Tantangan Perguruan Tinggi Melalui Transformasi Standar Nasional dan Akreditasi
PADA Selasa (29/8) Kementerian Pendidikan, Kebudayaan, Riset dan Teknologi (Kemendikbud-Ristek) meluncurkan program Merdeka Belajar Episode ke-26: Tranformasi Standar Nasional dan Akreditasi Pendidikan Tinggi yang tertuang dalam Peraturan Menteri Pendidikan, Kebudayaan, Riset dan Teknologi (Permendikbud-Ristek) No 53 Tahun 2023 tentang Penjaminan Mutu Pendidikan Tinggi.

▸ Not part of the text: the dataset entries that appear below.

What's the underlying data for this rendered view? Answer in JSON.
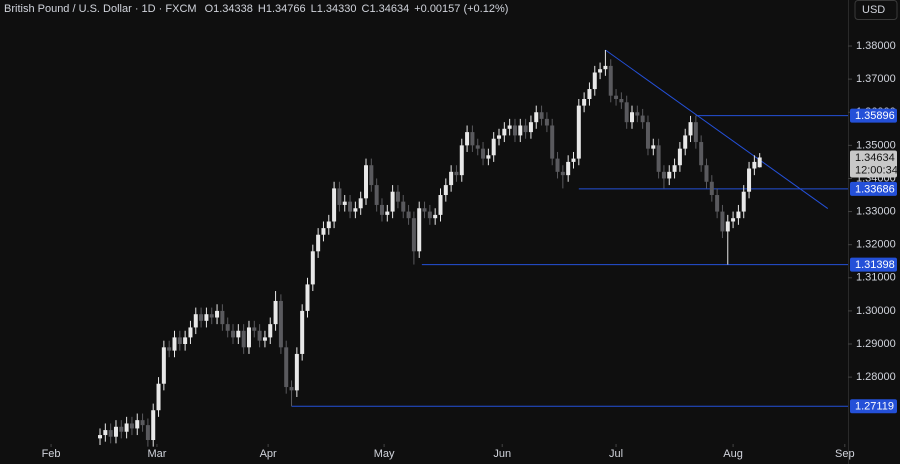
{
  "chart_data": {
    "type": "candlestick",
    "title": "British Pound / U.S. Dollar · 1D · FXCM",
    "ohlc_labels": [
      "O1.34338",
      "H1.34766",
      "L1.34330",
      "C1.34634"
    ],
    "change_label": "+0.00157 (+0.12%)",
    "currency": "USD",
    "up_color": "#e8e8e8",
    "down_color": "#5a5a5e",
    "level_color": "#2450d8",
    "xlim": [
      -18.8,
      140.6
    ],
    "xticks": [
      {
        "value": -9.2,
        "label": "Feb"
      },
      {
        "value": 10.7,
        "label": "Mar"
      },
      {
        "value": 31.6,
        "label": "Apr"
      },
      {
        "value": 53.4,
        "label": "May"
      },
      {
        "value": 75.6,
        "label": "Jun"
      },
      {
        "value": 97,
        "label": "Jul"
      },
      {
        "value": 119,
        "label": "Aug"
      },
      {
        "value": 140,
        "label": "Sep"
      }
    ],
    "ylim": [
      1.2601,
      1.3939
    ],
    "yticks": [
      {
        "value": 1.28,
        "label": "1.28000"
      },
      {
        "value": 1.29,
        "label": "1.29000"
      },
      {
        "value": 1.3,
        "label": "1.30000"
      },
      {
        "value": 1.31,
        "label": "1.31000"
      },
      {
        "value": 1.32,
        "label": "1.32000"
      },
      {
        "value": 1.33,
        "label": "1.33000"
      },
      {
        "value": 1.34,
        "label": "1.34000"
      },
      {
        "value": 1.35,
        "label": "1.35000"
      },
      {
        "value": 1.36,
        "label": "1.36000"
      },
      {
        "value": 1.37,
        "label": "1.37000"
      },
      {
        "value": 1.38,
        "label": "1.38000"
      }
    ],
    "open": [
      1.2615,
      1.2625,
      1.264,
      1.262,
      1.265,
      1.2635,
      1.266,
      1.2645,
      1.267,
      1.2655,
      1.261,
      1.27,
      1.278,
      1.289,
      1.288,
      1.292,
      1.29,
      1.292,
      1.295,
      1.299,
      1.297,
      1.299,
      1.298,
      1.3,
      1.296,
      1.294,
      1.292,
      1.294,
      1.289,
      1.295,
      1.294,
      1.291,
      1.292,
      1.296,
      1.303,
      1.289,
      1.277,
      1.276,
      1.287,
      1.3,
      1.308,
      1.318,
      1.323,
      1.325,
      1.327,
      1.337,
      1.332,
      1.333,
      1.33,
      1.331,
      1.334,
      1.344,
      1.338,
      1.332,
      1.329,
      1.33,
      1.336,
      1.333,
      1.33,
      1.328,
      1.318,
      1.331,
      1.33,
      1.328,
      1.329,
      1.335,
      1.338,
      1.342,
      1.341,
      1.35,
      1.354,
      1.35,
      1.349,
      1.346,
      1.347,
      1.352,
      1.353,
      1.355,
      1.356,
      1.353,
      1.356,
      1.354,
      1.357,
      1.36,
      1.358,
      1.356,
      1.346,
      1.342,
      1.341,
      1.345,
      1.346,
      1.362,
      1.364,
      1.367,
      1.372,
      1.373,
      1.374,
      1.365,
      1.364,
      1.363,
      1.357,
      1.36,
      1.359,
      1.357,
      1.349,
      1.35,
      1.342,
      1.34,
      1.342,
      1.344,
      1.349,
      1.353,
      1.357,
      1.351,
      1.344,
      1.339,
      1.335,
      1.33,
      1.324,
      1.327,
      1.328,
      1.33,
      1.336,
      1.343,
      1.34338
    ],
    "high": [
      1.2645,
      1.266,
      1.266,
      1.267,
      1.267,
      1.268,
      1.268,
      1.269,
      1.269,
      1.2675,
      1.272,
      1.28,
      1.291,
      1.291,
      1.294,
      1.294,
      1.294,
      1.297,
      1.301,
      1.301,
      1.301,
      1.301,
      1.302,
      1.302,
      1.298,
      1.296,
      1.296,
      1.296,
      1.297,
      1.297,
      1.296,
      1.294,
      1.298,
      1.306,
      1.305,
      1.291,
      1.279,
      1.289,
      1.302,
      1.31,
      1.32,
      1.325,
      1.327,
      1.329,
      1.339,
      1.339,
      1.335,
      1.335,
      1.333,
      1.336,
      1.346,
      1.346,
      1.34,
      1.334,
      1.332,
      1.338,
      1.338,
      1.335,
      1.332,
      1.33,
      1.333,
      1.333,
      1.332,
      1.331,
      1.337,
      1.34,
      1.344,
      1.344,
      1.352,
      1.356,
      1.356,
      1.352,
      1.351,
      1.349,
      1.354,
      1.355,
      1.357,
      1.358,
      1.358,
      1.358,
      1.358,
      1.359,
      1.362,
      1.362,
      1.36,
      1.358,
      1.348,
      1.344,
      1.347,
      1.348,
      1.364,
      1.366,
      1.369,
      1.374,
      1.375,
      1.3788,
      1.376,
      1.367,
      1.366,
      1.365,
      1.362,
      1.362,
      1.361,
      1.359,
      1.352,
      1.352,
      1.344,
      1.344,
      1.346,
      1.351,
      1.355,
      1.3589,
      1.359,
      1.353,
      1.346,
      1.341,
      1.337,
      1.332,
      1.329,
      1.33,
      1.332,
      1.338,
      1.345,
      1.347,
      1.34766
    ],
    "low": [
      1.2595,
      1.2605,
      1.26,
      1.26,
      1.2615,
      1.2615,
      1.2625,
      1.2625,
      1.2635,
      1.259,
      1.259,
      1.268,
      1.276,
      1.286,
      1.286,
      1.288,
      1.288,
      1.29,
      1.293,
      1.295,
      1.295,
      1.296,
      1.296,
      1.294,
      1.292,
      1.29,
      1.29,
      1.287,
      1.287,
      1.292,
      1.289,
      1.289,
      1.29,
      1.294,
      1.287,
      1.275,
      1.2712,
      1.274,
      1.285,
      1.298,
      1.306,
      1.316,
      1.321,
      1.323,
      1.325,
      1.33,
      1.33,
      1.328,
      1.328,
      1.329,
      1.332,
      1.336,
      1.33,
      1.327,
      1.327,
      1.328,
      1.331,
      1.328,
      1.326,
      1.314,
      1.316,
      1.328,
      1.326,
      1.326,
      1.327,
      1.333,
      1.336,
      1.339,
      1.339,
      1.348,
      1.348,
      1.347,
      1.344,
      1.344,
      1.345,
      1.35,
      1.351,
      1.353,
      1.351,
      1.351,
      1.352,
      1.352,
      1.355,
      1.356,
      1.354,
      1.344,
      1.34,
      1.337,
      1.339,
      1.343,
      1.344,
      1.36,
      1.362,
      1.365,
      1.37,
      1.371,
      1.363,
      1.362,
      1.361,
      1.355,
      1.355,
      1.357,
      1.355,
      1.347,
      1.347,
      1.34,
      1.337,
      1.338,
      1.34,
      1.342,
      1.347,
      1.351,
      1.349,
      1.342,
      1.337,
      1.333,
      1.328,
      1.322,
      1.314,
      1.325,
      1.326,
      1.328,
      1.334,
      1.341,
      1.3433
    ],
    "close": [
      1.2625,
      1.264,
      1.262,
      1.265,
      1.2635,
      1.266,
      1.2645,
      1.267,
      1.2655,
      1.261,
      1.27,
      1.278,
      1.289,
      1.288,
      1.292,
      1.29,
      1.292,
      1.295,
      1.299,
      1.297,
      1.299,
      1.298,
      1.3,
      1.296,
      1.294,
      1.292,
      1.294,
      1.289,
      1.295,
      1.294,
      1.291,
      1.292,
      1.296,
      1.303,
      1.289,
      1.277,
      1.276,
      1.287,
      1.3,
      1.308,
      1.318,
      1.323,
      1.325,
      1.327,
      1.337,
      1.332,
      1.333,
      1.33,
      1.331,
      1.334,
      1.344,
      1.338,
      1.332,
      1.329,
      1.33,
      1.336,
      1.333,
      1.33,
      1.328,
      1.318,
      1.331,
      1.33,
      1.328,
      1.329,
      1.335,
      1.338,
      1.342,
      1.341,
      1.35,
      1.354,
      1.35,
      1.349,
      1.346,
      1.347,
      1.352,
      1.353,
      1.355,
      1.356,
      1.353,
      1.356,
      1.354,
      1.357,
      1.36,
      1.358,
      1.356,
      1.346,
      1.342,
      1.341,
      1.345,
      1.346,
      1.362,
      1.364,
      1.367,
      1.372,
      1.373,
      1.374,
      1.365,
      1.364,
      1.363,
      1.357,
      1.36,
      1.359,
      1.357,
      1.349,
      1.35,
      1.342,
      1.34,
      1.342,
      1.344,
      1.349,
      1.353,
      1.357,
      1.351,
      1.344,
      1.339,
      1.335,
      1.33,
      1.324,
      1.327,
      1.328,
      1.33,
      1.336,
      1.343,
      1.345,
      1.34634
    ],
    "levels": [
      {
        "value": 1.35896,
        "label": "1.35896",
        "from": 112
      },
      {
        "value": 1.33686,
        "label": "1.33686",
        "from": 90
      },
      {
        "value": 1.31398,
        "label": "1.31398",
        "from": 60.5
      },
      {
        "value": 1.27119,
        "label": "1.27119",
        "from": 36
      }
    ],
    "trendline": {
      "x": [
        95,
        136.8
      ],
      "y": [
        1.3788,
        1.3309
      ]
    },
    "current_price": {
      "value": 1.34634,
      "label": "1.34634"
    },
    "countdown": "12:00:34"
  }
}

Tidak lama setelah peluncuran, di beberapa media muncul beberapa opini dari publik misalnya ada yang menyoroti bahwa transformasi ini meniadakan skripsi untuk mahasiswa S1, dan meniadakan kewajiban publikasi untuk mahasiswa S2 maupun S3. Apakah hanya sesempit itu cakupan transformasi standar nasional dan akreditasi pendidikan tinggi ini? Pada Standar Nasional Pendidikan Tinggi yang baru saja diluncurkan terdapat beberapa perubahan, misalnya; 1) penyederhanaan lingkup standar penelitian dan standar pengabdian kepada masyarakat, 2) penyederhanaan pada standar kompetensi lulusan, dan 3) penyederhanaan pada proses pembelajaran dan penilaian.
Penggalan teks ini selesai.